Immediately after denying that Saddam would dare “to use these weapons for blackmail”, General Scowcroft tells us that their purpose is “to deter us from intervening to block his aggressive designs”. Blackmail and deterrence are, in this context, the same idea. It is scarcely consistent to say that Saddam wants weapons as a deterrent but will be afraid to use them to deter. His actual expectation, I imagine, is that, if he obtains nuclear, biological or chemical weapons, the U.S. will be too decadent and cowardly to fight him - and that “realistic” analysts like Brent Scowcroft will see dire risks in doing so.
The most striking lacuna in General Scowcroft’s analysis of Saddam’s intentions is the failure to give any weight to Iraq’s refusal to abide by the terms on which the Coalition stopped fighting in 1991. Under the cease fire accords, U.N. weapons inspectors have the right to move freely within the country and Coalition forces have free access to Iraqi air space. Saddam constantly hindered the work of the inspectors before expelling them altogether four years ago, and his army regularly fires at Coalition aircraft. Our acceptance of that behavior can only encourage our enemies to continue resisting even after ostensible acquiescence in defeat, thus making it harder ever to bring a war to a conclusion. If there were no other reason for deposing Saddam, his violation of the conditions on which he was allowed to hold onto power would be casus belli enough, particularly from a realpolitik perspective. Oddly enough, General Scowcroft, at the very end of his essay, approaches recognition of this principle:
In any event, we should be pressing the United Nations Security Council to insist on an effective no-notice inspection regime for Iraq--any time, anywhere, no permission required. On this point, senior administration officials have opined that Saddam Hussein would never agree to such an inspection regime. But if he did, inspections would serve to keep him off balance and under close observation, even if all his weapons of mass destruction capabilities were not uncovered. And if he refused, his rejection could provide the persuasive casus belli which many claim we do not now have.
A “no-notice inspection regime” is what the United States and the U.N. did insist on from 1991 through 1998. Saddam, despite the promises made at the time of the Gulf War cease fire, refused to cooperate. That rejection evidently doesn’t count as a “persuasive casus belli”. Why not?

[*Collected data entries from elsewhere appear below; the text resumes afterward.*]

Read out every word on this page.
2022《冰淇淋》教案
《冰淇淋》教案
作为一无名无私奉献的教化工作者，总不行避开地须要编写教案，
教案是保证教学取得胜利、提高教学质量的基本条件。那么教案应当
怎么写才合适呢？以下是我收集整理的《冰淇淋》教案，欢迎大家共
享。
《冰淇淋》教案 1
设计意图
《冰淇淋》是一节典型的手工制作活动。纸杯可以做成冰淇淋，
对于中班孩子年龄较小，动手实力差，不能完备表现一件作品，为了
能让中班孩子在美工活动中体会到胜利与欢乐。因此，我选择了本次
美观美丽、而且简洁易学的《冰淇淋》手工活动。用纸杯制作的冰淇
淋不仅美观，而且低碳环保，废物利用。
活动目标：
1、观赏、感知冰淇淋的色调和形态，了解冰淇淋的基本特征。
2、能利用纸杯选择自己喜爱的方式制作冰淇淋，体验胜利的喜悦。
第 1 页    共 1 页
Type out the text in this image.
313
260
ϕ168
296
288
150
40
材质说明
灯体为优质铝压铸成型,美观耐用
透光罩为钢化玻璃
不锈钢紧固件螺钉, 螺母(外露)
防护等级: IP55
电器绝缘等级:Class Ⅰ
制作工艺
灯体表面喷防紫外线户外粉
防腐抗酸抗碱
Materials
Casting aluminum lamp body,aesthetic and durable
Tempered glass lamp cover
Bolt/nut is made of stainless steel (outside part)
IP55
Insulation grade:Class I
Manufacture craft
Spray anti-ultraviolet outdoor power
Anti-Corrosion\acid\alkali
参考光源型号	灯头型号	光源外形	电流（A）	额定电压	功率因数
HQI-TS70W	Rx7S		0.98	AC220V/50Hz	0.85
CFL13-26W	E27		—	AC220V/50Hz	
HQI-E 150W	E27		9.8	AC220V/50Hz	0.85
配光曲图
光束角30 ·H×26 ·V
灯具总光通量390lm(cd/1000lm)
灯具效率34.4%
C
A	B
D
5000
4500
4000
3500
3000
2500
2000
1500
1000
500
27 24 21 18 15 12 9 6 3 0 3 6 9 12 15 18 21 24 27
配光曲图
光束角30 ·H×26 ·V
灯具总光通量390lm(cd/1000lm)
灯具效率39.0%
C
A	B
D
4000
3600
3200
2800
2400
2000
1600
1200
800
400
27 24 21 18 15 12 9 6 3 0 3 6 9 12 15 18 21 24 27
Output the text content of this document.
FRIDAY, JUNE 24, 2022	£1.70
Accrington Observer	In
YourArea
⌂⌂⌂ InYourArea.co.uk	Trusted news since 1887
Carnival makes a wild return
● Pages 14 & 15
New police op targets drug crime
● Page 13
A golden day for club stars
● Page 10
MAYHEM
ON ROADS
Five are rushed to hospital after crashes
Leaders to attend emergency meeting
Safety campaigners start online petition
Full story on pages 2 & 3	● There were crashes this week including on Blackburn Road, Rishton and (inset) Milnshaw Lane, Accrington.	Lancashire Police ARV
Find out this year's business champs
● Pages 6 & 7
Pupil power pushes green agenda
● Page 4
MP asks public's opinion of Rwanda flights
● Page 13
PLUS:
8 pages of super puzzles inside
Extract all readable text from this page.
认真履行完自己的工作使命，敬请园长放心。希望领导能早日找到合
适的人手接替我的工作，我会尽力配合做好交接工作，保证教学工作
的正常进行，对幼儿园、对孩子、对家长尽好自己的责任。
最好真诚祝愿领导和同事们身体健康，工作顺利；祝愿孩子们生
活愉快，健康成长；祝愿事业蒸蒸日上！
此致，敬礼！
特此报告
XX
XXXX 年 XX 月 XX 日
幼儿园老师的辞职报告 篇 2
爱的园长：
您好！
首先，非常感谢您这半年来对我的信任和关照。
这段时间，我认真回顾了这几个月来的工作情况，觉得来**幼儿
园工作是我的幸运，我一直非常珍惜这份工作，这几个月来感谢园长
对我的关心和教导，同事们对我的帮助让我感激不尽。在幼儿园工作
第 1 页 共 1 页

Turning to General Scowcroft’s second premise, “enthusiastic international cooperation” in the war on terrorism is much to be wished for. There are, alas, no signs that any major Arab country in the Middle East is giving it. Still, they could do less, and the general thinks that, if we were to move against Saddam, they would.
Possibly the most dire consequences would be the effect in the region. The shared view in the region is that Iraq is principally an obsession of the U.S. The obsession of the region, however, is the Israeli-Palestinian conflict. If we were seen to be turning our backs on that bitter conflict--which the region, rightly or wrongly, perceives to be clearly within our power to resolve--in order to go after Iraq, there would be an explosion of outrage against us. We would be seen as ignoring a key interest of the Muslim world in order to satisfy what is seen to be a narrow American interest.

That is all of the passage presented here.